Our friends at Ocean Alliance have been pioneering the use of drones for marine research for quite some time. But until very recently, those drones were essentially off-the-shelf quadcopters, modified to be flying Petri dishes capable of collecting whale snot without disturbing the animals.
These flying ‘SnotBots’ gather biological data that gives researchers an insight into the health of individual whales and their habitats. They also make gathering data cheaper, easier and safer.
We’ve highlighted Ocean Alliance’s work in the past for two reasons. Apart from being a unique and inspiring application of drone technology, the charity has also partnered with some of the industry’s big hitters. They worked with DJI to take the SnotBot program to the next level, which you can read about in more detail here. And last year the Ocean Alliance team went one step further, partnering with Intel to combine drones and machine learning to identify whales in the big blue in almost real-time.
Moving on from multi-rotor drones
There’s no doubt that regular drones have proved a valuable tool to the Ocean Alliance team. However, just like on land, multi-rotors have their limitations when it comes to data collection. For flying through whale snot over relatively short distances, there’s nothing better. Quadcopters are nimble, easy to control and relatively inexpensive.
But the Ocean Alliance team has bigger data gathering ambitions. That’s where fixed-wing drones come into the picture. Earlier this year, the team worked with fixed-wing drone specialists FlightWave Aero in Loreto, Mexico, to explore how a more versatile drone could take Ocean Alliance’s research to greater heights.
“To date, all of our drones have been multicopters: drones that hover on engine power alone and do not use any of their surfaces (like a wing) for lift in flight,” explained Ocean Alliance’s Iain Kerr.
“Alternatively, the FlightWave Edge is an innovative vertical take-off and landing fixed-wing drone that transitions into regular flight after take-off and as a consequence can stay aloft far longer and cover more ground. So, our mission on a remote peninsula in Baja was to put a fixed-wing drone, in this case, the FlightWave Edge, through its paces.”
Using drones for whale distribution surveys
The Edge is, according to FlightWave Aero, a “hybrid tricopter fixed-wing aircraft system”. The main thing you need to know is that it can take off and lands from anywhere, before seamlessly transitioning from VTOL to horizontal flight.
With the SnotBot – more often than not an adapted DJI drone – Ker said, Ocean Alliance has “been comprehensively sampling individual animals in a population. The question we have always had when we are analyzing the data is what percentage of the group did we sample?

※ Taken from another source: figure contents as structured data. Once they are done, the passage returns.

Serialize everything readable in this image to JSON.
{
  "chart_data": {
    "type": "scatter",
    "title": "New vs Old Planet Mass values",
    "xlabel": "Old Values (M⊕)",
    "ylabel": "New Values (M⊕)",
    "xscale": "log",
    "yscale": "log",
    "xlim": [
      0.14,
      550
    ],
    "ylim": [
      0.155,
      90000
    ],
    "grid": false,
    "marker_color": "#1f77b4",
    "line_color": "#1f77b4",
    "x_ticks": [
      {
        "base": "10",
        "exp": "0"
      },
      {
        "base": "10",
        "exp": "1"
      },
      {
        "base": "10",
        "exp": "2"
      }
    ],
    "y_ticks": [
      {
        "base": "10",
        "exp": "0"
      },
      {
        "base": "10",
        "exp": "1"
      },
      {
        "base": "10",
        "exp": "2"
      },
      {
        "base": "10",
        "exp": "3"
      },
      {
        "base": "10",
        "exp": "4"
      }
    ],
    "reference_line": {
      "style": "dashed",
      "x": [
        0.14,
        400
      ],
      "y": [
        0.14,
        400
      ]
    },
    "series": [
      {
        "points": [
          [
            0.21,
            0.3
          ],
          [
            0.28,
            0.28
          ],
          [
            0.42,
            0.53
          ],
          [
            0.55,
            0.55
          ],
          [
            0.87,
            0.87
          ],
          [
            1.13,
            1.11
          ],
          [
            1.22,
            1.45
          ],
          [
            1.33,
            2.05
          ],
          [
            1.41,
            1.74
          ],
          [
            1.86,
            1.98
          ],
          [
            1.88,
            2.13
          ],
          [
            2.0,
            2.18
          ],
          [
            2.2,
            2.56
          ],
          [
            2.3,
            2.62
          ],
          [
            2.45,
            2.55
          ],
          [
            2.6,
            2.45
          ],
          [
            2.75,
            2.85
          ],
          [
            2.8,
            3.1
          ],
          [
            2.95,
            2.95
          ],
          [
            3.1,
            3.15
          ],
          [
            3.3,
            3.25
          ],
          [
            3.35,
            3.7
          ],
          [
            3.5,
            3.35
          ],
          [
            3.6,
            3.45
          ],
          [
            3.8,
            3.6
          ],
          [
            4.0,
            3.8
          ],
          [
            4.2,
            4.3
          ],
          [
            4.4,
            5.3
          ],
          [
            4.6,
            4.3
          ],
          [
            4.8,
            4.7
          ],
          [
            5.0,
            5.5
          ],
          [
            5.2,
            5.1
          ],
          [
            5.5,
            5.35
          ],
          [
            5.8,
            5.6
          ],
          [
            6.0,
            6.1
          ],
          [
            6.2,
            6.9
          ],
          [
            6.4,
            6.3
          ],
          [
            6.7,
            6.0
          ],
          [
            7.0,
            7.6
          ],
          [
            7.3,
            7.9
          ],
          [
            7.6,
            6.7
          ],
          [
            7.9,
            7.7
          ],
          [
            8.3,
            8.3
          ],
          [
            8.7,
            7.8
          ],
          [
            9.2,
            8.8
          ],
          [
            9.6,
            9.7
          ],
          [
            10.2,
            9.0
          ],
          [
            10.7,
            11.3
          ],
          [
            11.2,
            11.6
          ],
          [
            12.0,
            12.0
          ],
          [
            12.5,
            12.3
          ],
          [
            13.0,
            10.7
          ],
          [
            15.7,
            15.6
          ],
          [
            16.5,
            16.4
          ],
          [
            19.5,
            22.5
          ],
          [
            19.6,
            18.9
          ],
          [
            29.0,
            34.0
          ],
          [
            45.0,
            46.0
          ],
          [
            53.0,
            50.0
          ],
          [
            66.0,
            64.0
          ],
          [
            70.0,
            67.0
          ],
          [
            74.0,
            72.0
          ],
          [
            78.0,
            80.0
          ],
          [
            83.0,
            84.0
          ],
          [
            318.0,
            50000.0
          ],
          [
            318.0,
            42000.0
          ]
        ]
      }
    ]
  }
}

To date we have not had enough data to answer that question.”
That’s where a hybrid drone comes in handy, as Kerr explains:
Distribution/abundance surveys (when we survey an area and count how many whales there are in an area and how they are spread across this area) are highly valuable data sets. Researchers can gain an accurate snapshot of how many animals are in a specific location, how they are spread across this area, and crucially how this distribution changes over time: across multiple time scales: hours, days, weeks, seasons and even years. Currently this work is done with people with cameras on boats (which is arduous, time consuming and expensive) or from airplanes (which are expensive, dangerous and noisy).
The idea was to put the Edge UAS through its paces to see how much data it could gather on local whale populations from above. The Edge was sent on a number of missions to test its range and mission planning software. All in all, the concept of using fixed-wing drones to gather population data passed “with flying colors”.
Ocean Alliance expects to be using the technology for future expeditions.